Joseph Travers & Sons Ltd v Cooper – Case Summary

Joseph Travers & Sons Ltd v Cooper

Court of Appeal

Citations: [1913 J 854]; [1915] 1 KB 73.

Facts

The claimant contracted with the defendant to move his goods by barge. Their contract contained a clause exempting the defendant from liability ‘for any damage to goods however caused which can be covered by insurance.’ The goods were damaged on the barge due to the negligence of the defendant’s employees. The claimant sued the defendant for breach of contract. The defendant relied on the exclusion clause.

Issue(s)
  1. Did the exclusion clause exempt the defendant from liability for negligent breaches of contract?
Decision

The Court of Appeal held in favour of the defendant. The words ‘howsoever caused’ were wide enough to relieve the defendant from liability for negligence.

This Case is Authority For…

When considering whether the language of an exclusion clause is wide enough to include negligence, the following formulations will normally be sufficiently wide:

  • Damage ‘howsoever caused’;
  • Loss ‘under any circumstances whatsoever’;
  • ‘any injury however caused’;
  • ‘whatever may be the nature of such accident or damage or howsoever arising.’

Phillimore LJ noted that language such as ‘any loss’ would not be enough. This is because that kind of language merely directs attention to the kind of loss, not its origin or how it was caused. To be wide enough, the language must be directed to the cause of the loss.

Other

The court noted that in contracts of bailment, the burden of proof is on the bailee to show that the goods were lost or damaged for some reason other than negligence.

Buckley LJ dissented on the issue of whether the clause covered negligence. He thought that the defendant had taken the goods on as a common carrier, and therefore could be liable either in negligence or as an insurer. The wording of the clause, he argued, indicated to a reasonable person only that the defendant disclaimed liability as an insurer. It did not indicate that they were disclaiming the possibility of negligence liability.
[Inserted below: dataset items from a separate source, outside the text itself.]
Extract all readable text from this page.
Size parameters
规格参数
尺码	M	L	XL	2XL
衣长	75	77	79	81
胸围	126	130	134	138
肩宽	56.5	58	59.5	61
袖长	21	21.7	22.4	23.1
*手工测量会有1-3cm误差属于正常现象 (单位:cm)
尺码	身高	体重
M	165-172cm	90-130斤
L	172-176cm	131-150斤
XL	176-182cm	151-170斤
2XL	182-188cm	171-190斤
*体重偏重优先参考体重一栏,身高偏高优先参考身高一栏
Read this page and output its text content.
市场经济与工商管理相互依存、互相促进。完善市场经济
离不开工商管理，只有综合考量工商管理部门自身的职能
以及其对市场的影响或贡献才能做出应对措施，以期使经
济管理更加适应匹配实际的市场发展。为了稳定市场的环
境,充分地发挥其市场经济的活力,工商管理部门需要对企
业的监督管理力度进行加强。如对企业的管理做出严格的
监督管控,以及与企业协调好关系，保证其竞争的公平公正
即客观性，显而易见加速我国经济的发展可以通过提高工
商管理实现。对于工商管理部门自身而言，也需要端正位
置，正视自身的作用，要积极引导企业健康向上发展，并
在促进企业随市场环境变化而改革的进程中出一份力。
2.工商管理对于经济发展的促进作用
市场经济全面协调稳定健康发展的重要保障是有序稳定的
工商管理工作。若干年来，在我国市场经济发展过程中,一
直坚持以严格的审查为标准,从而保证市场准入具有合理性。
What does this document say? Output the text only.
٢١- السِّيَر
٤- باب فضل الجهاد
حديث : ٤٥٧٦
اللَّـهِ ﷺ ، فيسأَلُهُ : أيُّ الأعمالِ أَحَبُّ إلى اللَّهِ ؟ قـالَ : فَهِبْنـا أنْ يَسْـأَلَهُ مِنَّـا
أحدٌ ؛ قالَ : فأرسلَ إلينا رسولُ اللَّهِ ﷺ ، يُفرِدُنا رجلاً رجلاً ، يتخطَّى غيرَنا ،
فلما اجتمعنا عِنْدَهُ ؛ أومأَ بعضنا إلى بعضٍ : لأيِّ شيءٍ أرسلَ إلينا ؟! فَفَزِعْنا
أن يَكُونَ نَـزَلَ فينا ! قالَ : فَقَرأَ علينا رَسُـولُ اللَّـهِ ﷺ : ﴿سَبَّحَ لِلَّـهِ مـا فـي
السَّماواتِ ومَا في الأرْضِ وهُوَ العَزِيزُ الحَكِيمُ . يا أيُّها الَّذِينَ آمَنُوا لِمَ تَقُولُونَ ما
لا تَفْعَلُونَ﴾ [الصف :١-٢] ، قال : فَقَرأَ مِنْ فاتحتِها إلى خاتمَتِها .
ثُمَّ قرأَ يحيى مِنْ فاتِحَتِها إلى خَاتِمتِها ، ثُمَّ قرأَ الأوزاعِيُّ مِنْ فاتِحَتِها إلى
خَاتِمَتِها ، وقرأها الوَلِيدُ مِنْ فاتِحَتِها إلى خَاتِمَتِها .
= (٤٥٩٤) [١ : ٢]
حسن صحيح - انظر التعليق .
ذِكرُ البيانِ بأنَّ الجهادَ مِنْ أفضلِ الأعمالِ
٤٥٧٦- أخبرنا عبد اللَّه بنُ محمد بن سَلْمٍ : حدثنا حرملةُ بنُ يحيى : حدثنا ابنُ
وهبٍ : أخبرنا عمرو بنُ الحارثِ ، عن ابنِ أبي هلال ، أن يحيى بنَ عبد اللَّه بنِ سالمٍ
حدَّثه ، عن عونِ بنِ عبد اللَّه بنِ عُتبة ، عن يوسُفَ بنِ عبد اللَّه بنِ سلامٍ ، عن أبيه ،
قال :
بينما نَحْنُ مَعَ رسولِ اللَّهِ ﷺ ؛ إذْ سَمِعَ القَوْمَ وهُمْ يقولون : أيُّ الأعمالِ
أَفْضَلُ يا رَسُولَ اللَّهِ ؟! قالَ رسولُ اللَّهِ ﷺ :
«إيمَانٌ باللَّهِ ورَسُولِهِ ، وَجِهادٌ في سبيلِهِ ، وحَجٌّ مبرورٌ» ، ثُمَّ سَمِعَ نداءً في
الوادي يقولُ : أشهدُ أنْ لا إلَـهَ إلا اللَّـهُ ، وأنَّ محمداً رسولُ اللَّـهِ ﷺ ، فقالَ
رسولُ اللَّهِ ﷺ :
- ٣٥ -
The other judges agreed that the defendant was probably a common carrier. However, they disagreed that this affected the meaning of the clause. This case might be decided differently in the modern era. This is because the courts tend not to hold that a clause covers negligence, even if its wording is wide enough to, if another form of liability was possible: The Raphael [1982] 2 Lloyd’s Rep 42.